5. The master cylinder of claim 1, wherein the plurality of the communication holes comprise the communication hole having a center line perpendicular to a longitudinal direction of the piston and the communication hole having a center line inclined with respect to the longitudinal direction of the piston such that a radial outer end thereof becomes closer to a rear side of the piston.

6. A piston which is installed in a cylinder housing of a master cylinder, comprising a plurality of communication holes which are respectively configured to communicate with an inner side and an outer side thereof, and wherein the plurality of communication holes are formed on a slanted surface which is provided to an outer surface of the piston.

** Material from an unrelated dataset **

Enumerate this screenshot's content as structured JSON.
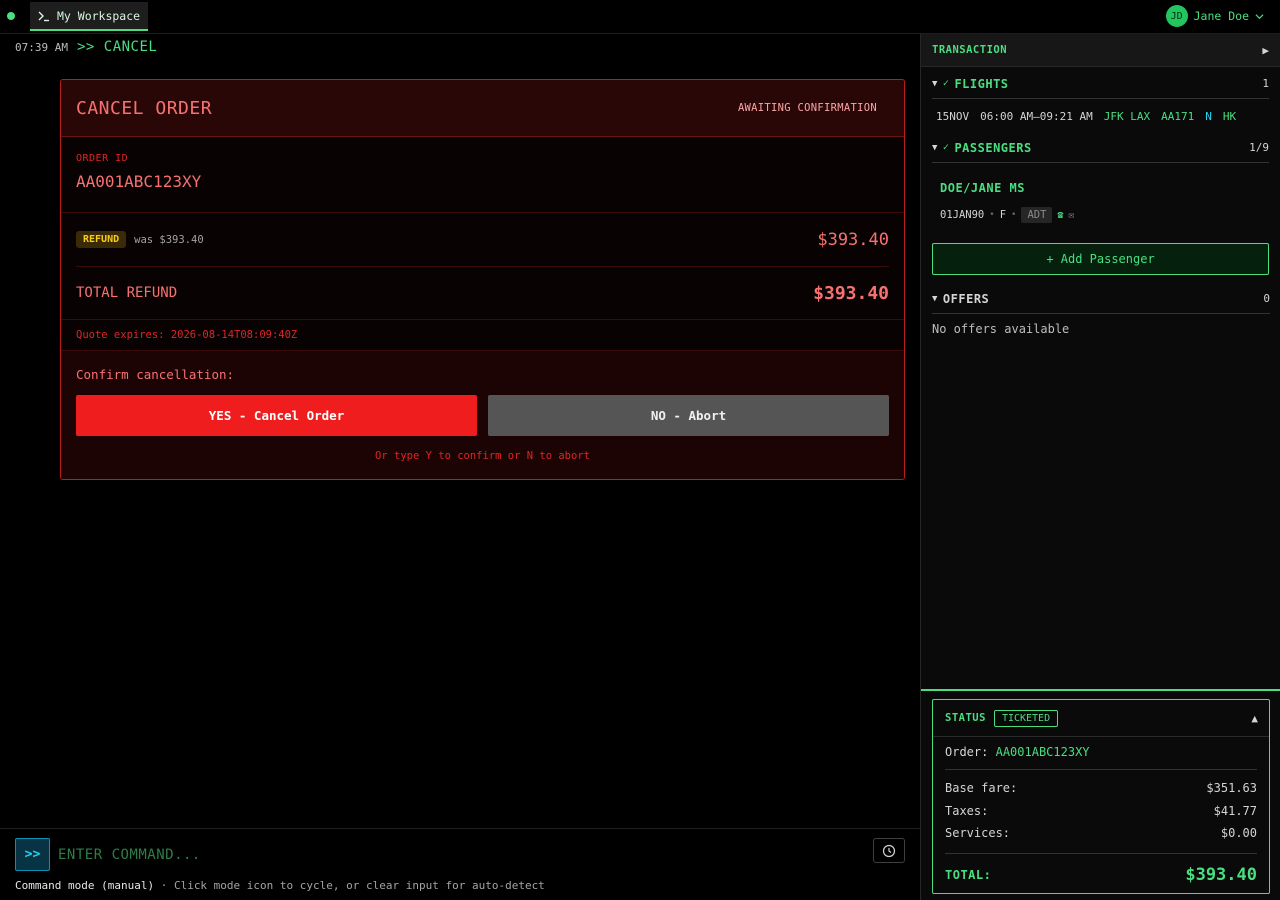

7. The piston of claim 6, wherein the plurality of communication holes are arranged to move sequentially in a rearward direction and subsequently move sequentially in a forward direction from the communication hole which is front-most disposed.

8. The piston of claim 6, wherein the plurality of communication holes are arranged to move sequentially in a rearward direction so that the communication hole which is front-most disposed and the communication hole which is rear-most disposed are disposed to be adjacent in a state of being spaced from one another by a predetermined distance.

9. The piston of claim 6, wherein a center line of the communication hole is perpendicular to a longitudinal direction of the piston.

10. The piston of claim 6, wherein the plurality of the communication holes comprise the communication hole having a center line perpendicular to a longitudinal direction of the piston and the communication hole having a center line inclined with respect to the longitudinal direction of the piston such that a radial outer end thereof becomes closer to a rear side of the piston.